Did we like it?
A simple and simply wonderful television show that packs in charming stories of new life, harrowing and unexpected tragedies, a refreshing tranquillity and sedateness and provocative bestial sexual innuendo from Bill Oddie.
What was good about it?
• A wonderful array of presenters. Bill Oddie is the impulsive but paternal host, aided by the calmer, more lucid Kate Humble, while Simon King adds his encyclopaedic knowledge of wildlife to proceedings.
• While all the cameras are fixed in place, nests built and stories loosely plotted in advance, everything is real.

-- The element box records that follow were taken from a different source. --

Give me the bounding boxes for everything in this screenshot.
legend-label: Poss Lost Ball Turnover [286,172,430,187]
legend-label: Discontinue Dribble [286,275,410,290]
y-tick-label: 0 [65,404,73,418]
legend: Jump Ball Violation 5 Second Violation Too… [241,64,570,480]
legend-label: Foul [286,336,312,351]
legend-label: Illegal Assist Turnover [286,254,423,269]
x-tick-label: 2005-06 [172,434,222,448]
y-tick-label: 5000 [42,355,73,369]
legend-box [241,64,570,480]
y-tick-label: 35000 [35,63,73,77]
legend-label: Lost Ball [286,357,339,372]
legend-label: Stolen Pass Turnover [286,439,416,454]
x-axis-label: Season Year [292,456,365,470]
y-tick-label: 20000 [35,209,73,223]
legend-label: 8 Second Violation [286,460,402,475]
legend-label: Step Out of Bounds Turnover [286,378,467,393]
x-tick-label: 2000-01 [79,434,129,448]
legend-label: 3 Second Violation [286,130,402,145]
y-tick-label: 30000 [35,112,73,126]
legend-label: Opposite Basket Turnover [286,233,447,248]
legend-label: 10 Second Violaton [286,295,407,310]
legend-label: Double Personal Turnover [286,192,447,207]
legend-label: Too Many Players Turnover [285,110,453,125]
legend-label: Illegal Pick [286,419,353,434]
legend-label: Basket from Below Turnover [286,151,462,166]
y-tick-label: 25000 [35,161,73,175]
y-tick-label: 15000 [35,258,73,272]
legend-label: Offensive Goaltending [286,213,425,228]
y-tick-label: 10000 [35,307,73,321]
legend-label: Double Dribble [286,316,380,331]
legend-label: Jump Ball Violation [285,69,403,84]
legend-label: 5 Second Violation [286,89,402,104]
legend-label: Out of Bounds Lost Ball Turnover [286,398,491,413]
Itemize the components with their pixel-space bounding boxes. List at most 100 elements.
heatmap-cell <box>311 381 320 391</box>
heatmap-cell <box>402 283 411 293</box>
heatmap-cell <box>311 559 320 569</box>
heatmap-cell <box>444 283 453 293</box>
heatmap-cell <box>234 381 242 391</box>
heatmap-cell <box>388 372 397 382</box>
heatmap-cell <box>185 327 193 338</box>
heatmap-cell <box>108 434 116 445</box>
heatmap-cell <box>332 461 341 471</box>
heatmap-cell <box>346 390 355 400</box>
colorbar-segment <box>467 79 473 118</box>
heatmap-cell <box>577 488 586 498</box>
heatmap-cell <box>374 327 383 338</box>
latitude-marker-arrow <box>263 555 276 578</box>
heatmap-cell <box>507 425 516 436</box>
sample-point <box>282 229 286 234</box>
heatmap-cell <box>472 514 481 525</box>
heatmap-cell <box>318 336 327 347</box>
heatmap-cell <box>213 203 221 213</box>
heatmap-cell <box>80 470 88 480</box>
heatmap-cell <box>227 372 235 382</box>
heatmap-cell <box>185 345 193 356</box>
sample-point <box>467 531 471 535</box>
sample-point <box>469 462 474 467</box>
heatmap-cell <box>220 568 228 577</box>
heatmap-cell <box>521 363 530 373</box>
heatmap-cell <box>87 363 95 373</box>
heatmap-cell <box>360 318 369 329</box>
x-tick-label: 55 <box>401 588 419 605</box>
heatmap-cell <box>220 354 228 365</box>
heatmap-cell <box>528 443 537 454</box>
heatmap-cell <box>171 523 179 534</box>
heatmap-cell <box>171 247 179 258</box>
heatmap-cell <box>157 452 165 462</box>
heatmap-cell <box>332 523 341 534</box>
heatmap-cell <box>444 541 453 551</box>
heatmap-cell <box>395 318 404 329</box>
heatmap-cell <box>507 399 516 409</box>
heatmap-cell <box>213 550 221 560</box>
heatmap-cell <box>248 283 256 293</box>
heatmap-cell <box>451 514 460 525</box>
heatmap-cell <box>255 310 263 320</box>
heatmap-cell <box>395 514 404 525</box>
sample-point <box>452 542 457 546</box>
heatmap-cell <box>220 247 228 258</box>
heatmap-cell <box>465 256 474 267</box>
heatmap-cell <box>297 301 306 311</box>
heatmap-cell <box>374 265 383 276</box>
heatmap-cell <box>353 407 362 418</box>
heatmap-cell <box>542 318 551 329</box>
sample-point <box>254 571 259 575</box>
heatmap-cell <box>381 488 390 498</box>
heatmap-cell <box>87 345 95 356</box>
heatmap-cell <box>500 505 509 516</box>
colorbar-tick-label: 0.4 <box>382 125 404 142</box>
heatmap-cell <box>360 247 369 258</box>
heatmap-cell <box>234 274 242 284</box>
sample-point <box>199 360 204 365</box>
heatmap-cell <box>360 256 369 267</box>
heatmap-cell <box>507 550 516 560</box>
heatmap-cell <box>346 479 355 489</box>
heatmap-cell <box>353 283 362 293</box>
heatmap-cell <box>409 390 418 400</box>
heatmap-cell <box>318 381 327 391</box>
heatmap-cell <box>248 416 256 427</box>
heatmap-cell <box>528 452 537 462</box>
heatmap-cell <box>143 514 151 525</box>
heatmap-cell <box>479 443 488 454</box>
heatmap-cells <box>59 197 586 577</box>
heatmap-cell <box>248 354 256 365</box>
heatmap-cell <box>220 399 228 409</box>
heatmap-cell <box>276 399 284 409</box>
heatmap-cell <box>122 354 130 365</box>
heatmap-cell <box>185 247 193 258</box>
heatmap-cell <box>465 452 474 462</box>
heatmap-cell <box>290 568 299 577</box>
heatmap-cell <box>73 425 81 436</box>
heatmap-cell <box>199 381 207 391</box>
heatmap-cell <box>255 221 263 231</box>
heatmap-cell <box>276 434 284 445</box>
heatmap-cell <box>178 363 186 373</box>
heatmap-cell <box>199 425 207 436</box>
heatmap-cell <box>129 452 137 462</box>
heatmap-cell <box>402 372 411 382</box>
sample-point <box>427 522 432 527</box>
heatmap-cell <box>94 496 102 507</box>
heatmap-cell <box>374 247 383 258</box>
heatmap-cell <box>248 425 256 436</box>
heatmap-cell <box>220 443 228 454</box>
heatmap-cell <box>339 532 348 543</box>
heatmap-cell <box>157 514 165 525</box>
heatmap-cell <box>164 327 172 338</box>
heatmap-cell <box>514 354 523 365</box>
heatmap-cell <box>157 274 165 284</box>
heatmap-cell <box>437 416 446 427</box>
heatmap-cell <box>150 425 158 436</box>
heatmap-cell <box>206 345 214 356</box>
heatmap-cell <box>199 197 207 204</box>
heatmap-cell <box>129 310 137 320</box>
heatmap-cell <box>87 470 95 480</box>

• The joy of observing the hunting wild cat in the Highlands, which is made all the more addictive by the infectious excitement of Simon King.
• King also made ospreys seem like the most thrilling birds in the entire world, as we all watched the chicks being fed by their attentive parents.
• We missed if the osprey chicks actually fledged because another element of Springwatch is that you don’t have to watch every single episode. Sure, you might miss out on ospreys fledging but to replace that you’ll have ducks attacking Bill, ducklings venturing cross country to a distant lake, and the startling moment when a bird was flapping its wings on the edge of the nest about to fly off and join its siblings when, from out of nowhere, a weasel clamped its jaws about its little feathered hide.
What was bad about it?
• Some of the films used as an interlude between the stories we’ve become gripped by can, by comparison, be a little dull – they’re rather like when Lost is building to a crescendo on the island, and suddenly there’s a cut away to a flash back/forward of Jack drinking himself into a stupor of self-pity to show what great ‘depth’ he has.
• After the relentless carnage of last year’s Springwatch, during which baby owls mostly fed on their weaker siblings, there is an undercurrent of bloodlust that is often used to hook viewers into staying with the show just before the action switches to Scotland for footage of a bird sitting on unhatched eggs.
• Admirably, from what we saw this had been minimised from the sadistic joy of last year but a dead great tit’s (we think) leg sticking out erect and lifeless was an unpleasant reminder of the brutality of nature, while another nest was emptied by a male bird who wanted to kill his new mate’s brood – that he hadn’t sired – so she would be fertile for him.